Firstly, for the flexsurvreg function to work, you need to specify your input data as a Surv object (from package:survival). This means one row per observation.

The first thing is to re-create the 'raw' data from the summary tables you provide. (I know rbind is not efficient, but you can always switch to data.table for large sets).

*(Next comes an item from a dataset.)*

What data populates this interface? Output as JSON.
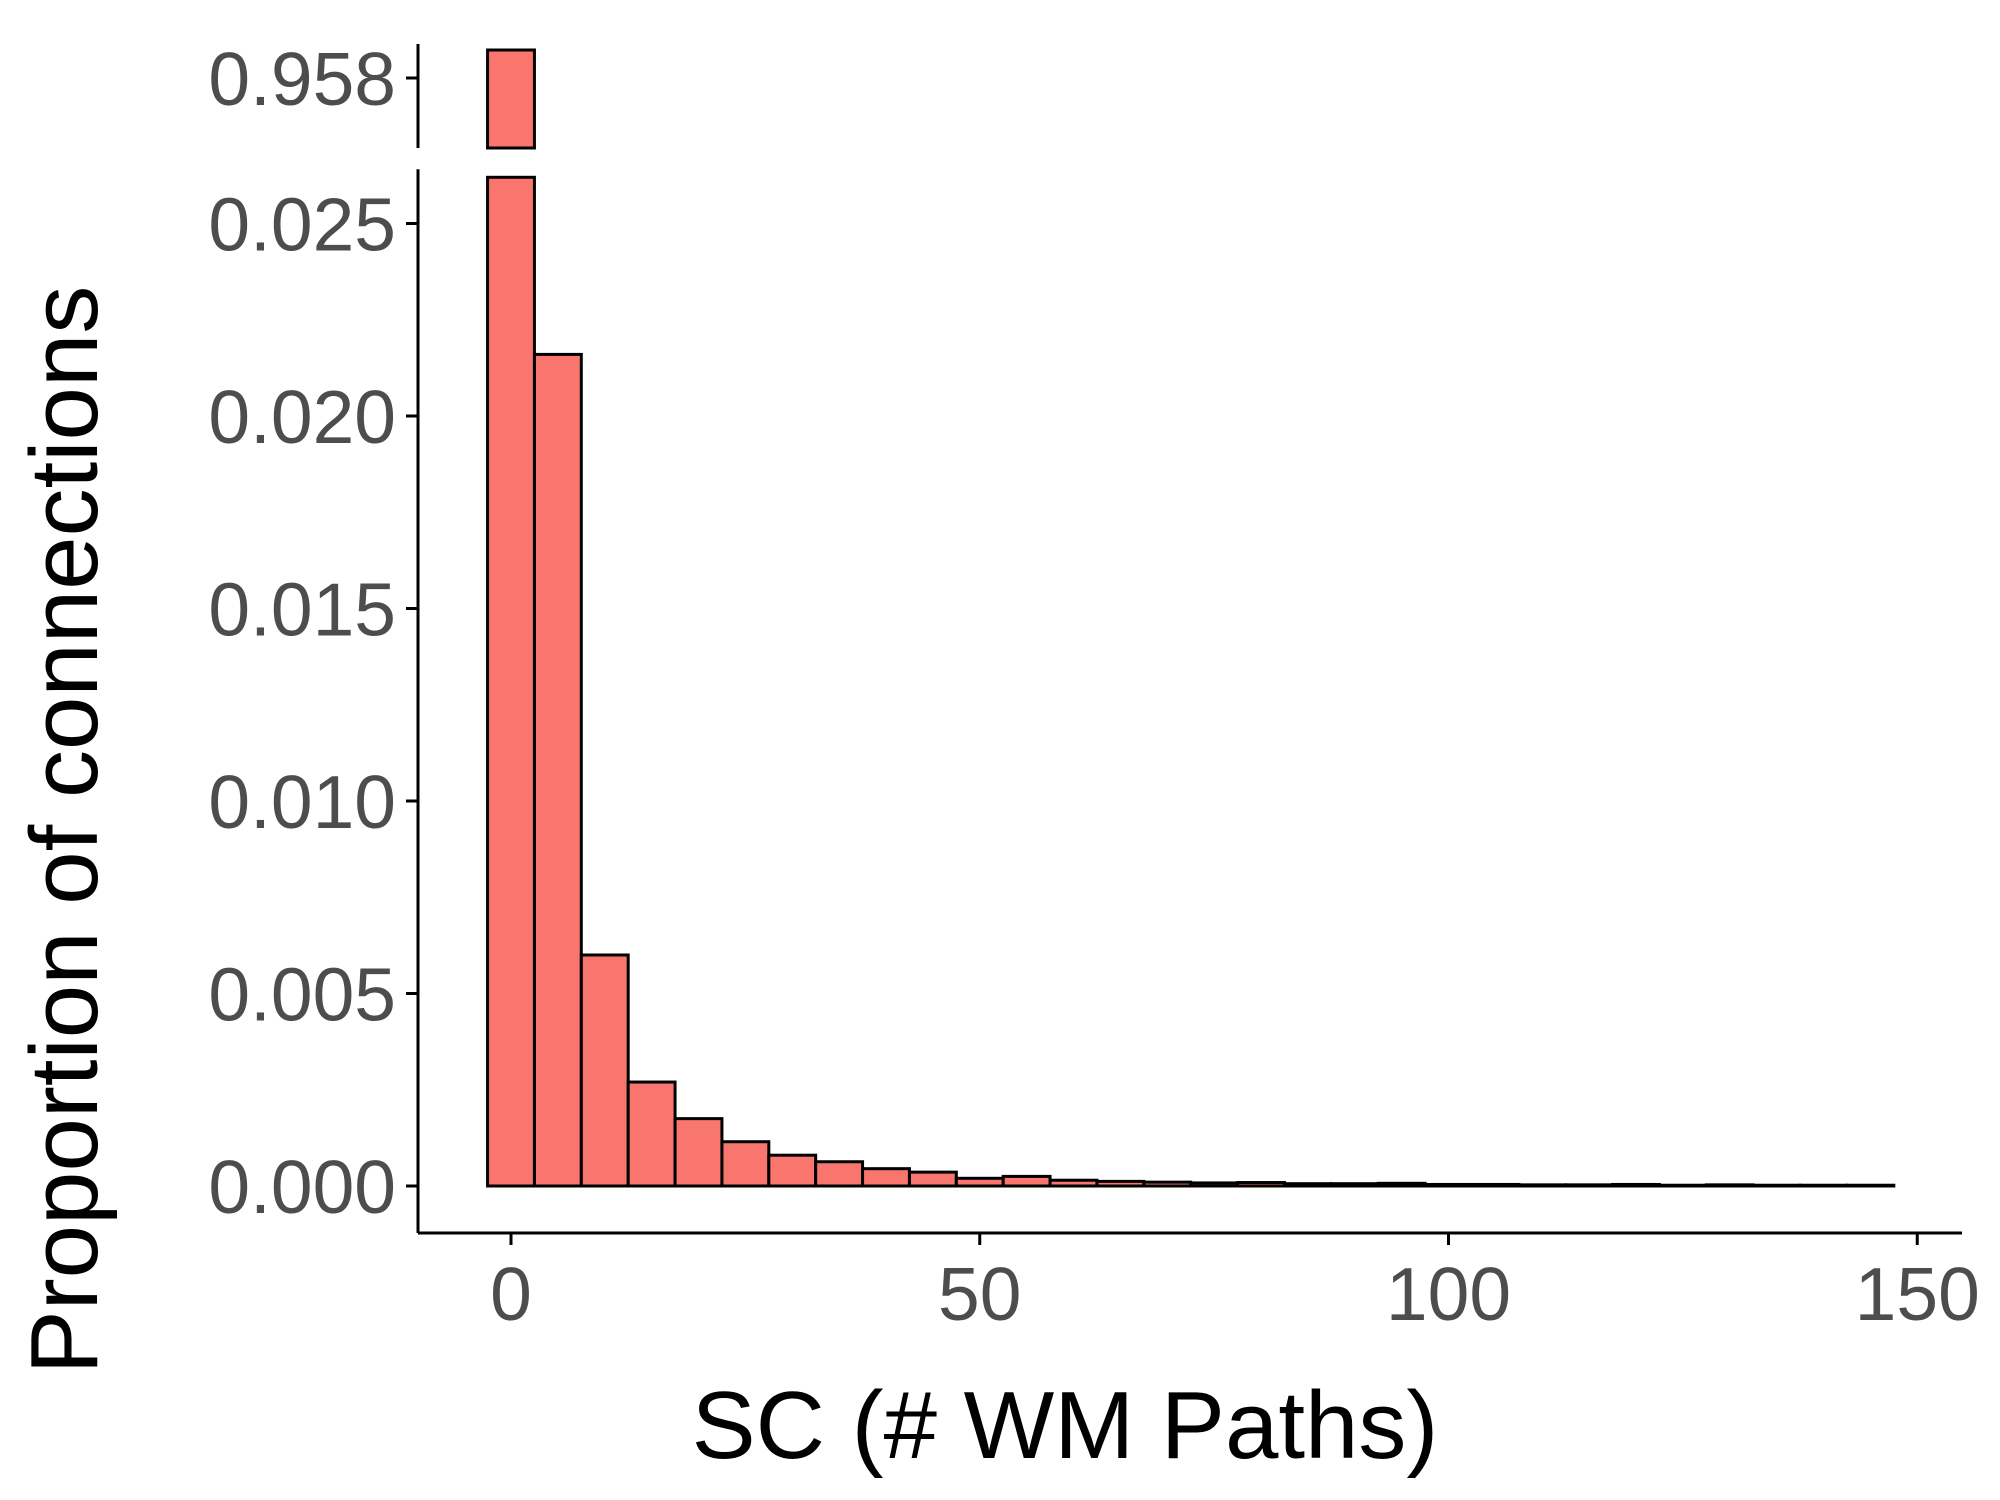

### get rows with >1 death
df3 <- df2[df2$Deaths>1, 2:3]
### expand to give one row per death per time
df3 <- sapply(df3, FUN=function(x) rep(df3[, 2], df3[, 1]))
### each death is 1 (occurs once)
df3[, 1] <- 1
### add this to the rows with <=1 death
df3 <- rbind(df3, df2[!df2$Deaths>1, 2:3])
### convert to Surv object
library(survival)
s1 <- with(df3, Surv(Day, Deaths))
### get parameters for Gompertz distribution
library(flexsurv) 
f1 <- flexsurvreg(s1 ~ 1, dist="gompertz")

giving

> f1$res
              est         L95%        U95%
shape 0.165351912 0.1281016481 0.202602176
rate  0.001767956 0.0006902161 0.004528537

Note that this is an intercept-only model as all your genotypes are A. You can loop this over multiple survival objects once you have re-created the per-observation data as above.

From the flexsurv docs:

Gompertz distribution with shape parameter a and rate parameter b has hazard function

H(x: a, b) = b.e^{ax}

So it appears your alpha is b, the rate, and beta is a, the shape.